Çocukken bir kedimiz vardı.

Herkes kara kedilerden nefret eder ve uğursuz sayarken bizim kara kedimiz evimizin bir ferdi gibiydi.

Bugüne kadar görmüş olduğum kedilerin en ağırbaşlısıydı da diyebilirim.
Mahalledeki kediler bir parça yiyecek için birbirlerini paralarlarken o kenarda durur öylece bakardı.Acıktığı zaman yemeğini (mivaylamak suretiyle) bizden isterdi.

Bir ad vermemiştik ona.Yaşamımızdaki gereksiz ayrıntılardan biriymişçesine adı "Kedi"ydi.
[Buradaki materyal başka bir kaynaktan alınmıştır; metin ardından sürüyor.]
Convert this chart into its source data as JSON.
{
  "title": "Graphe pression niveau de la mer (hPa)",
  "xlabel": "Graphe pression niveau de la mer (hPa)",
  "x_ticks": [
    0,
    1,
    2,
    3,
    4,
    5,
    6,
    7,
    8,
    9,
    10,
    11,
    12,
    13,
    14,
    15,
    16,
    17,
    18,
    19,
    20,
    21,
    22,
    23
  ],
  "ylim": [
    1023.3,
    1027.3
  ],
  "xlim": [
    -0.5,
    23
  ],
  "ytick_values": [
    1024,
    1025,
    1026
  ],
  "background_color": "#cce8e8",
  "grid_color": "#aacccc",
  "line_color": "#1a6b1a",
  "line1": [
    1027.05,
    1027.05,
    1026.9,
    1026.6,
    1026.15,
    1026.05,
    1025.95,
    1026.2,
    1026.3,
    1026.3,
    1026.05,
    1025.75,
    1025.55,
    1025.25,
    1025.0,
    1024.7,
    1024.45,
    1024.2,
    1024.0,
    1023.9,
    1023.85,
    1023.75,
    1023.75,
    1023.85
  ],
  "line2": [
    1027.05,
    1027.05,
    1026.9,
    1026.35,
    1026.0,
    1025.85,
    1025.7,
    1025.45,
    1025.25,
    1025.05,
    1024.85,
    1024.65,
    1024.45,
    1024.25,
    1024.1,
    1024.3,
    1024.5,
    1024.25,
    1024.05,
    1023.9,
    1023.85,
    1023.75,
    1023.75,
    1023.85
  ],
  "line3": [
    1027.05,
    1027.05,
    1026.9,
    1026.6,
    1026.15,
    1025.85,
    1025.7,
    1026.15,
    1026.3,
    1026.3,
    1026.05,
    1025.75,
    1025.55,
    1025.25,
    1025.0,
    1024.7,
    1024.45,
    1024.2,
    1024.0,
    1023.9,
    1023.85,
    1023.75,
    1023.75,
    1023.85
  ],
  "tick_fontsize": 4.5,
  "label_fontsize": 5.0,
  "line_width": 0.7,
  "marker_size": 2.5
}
Bir gün hastalandı.Yemek yemez ,dizlerimizin dibine gelip çökmez oldu.Her yerinde küçük küçük yaralar çıktı.Babam onu iyileştirmek için elinden geleni yaptı.Bizler onu yanımıza yaklaştırmazken babam eczaneden aldığı ilaçları kattığı suyla onu yıkamak suretiyle tedavi etti.

İyileşti de.

Ama o günden sonra Kedi aile fertleri içerisinde sadece babamın yanına gider oldu.Yemeğini ondan istiyor,şefkate ihtiyacı olduğu zaman sadece onun dizine çöküyordu.

İki üç yıllık bir kırgınlık sürecinden sonra kedi bir gün ansızın kayboldu.

Aramadığımız yer kalmadı.Ve bir gün bahçenin kuytu bir köşesinde ölüsünü bulduk.
Bize haber vermeden ölmeye gitmişti.
Hatırladıkça keşke diyorum ,keşke o hastalandığı zaman ona o kadar uzak durmasaydık.Bize kırgın gittiğine eminim çünkü.

Basit,çoğumuzun "aman sen de" diyebileceği bir pişmanlık bu belki ama insan yanımız (o sırada çocuk da olsak)ağır basıyor.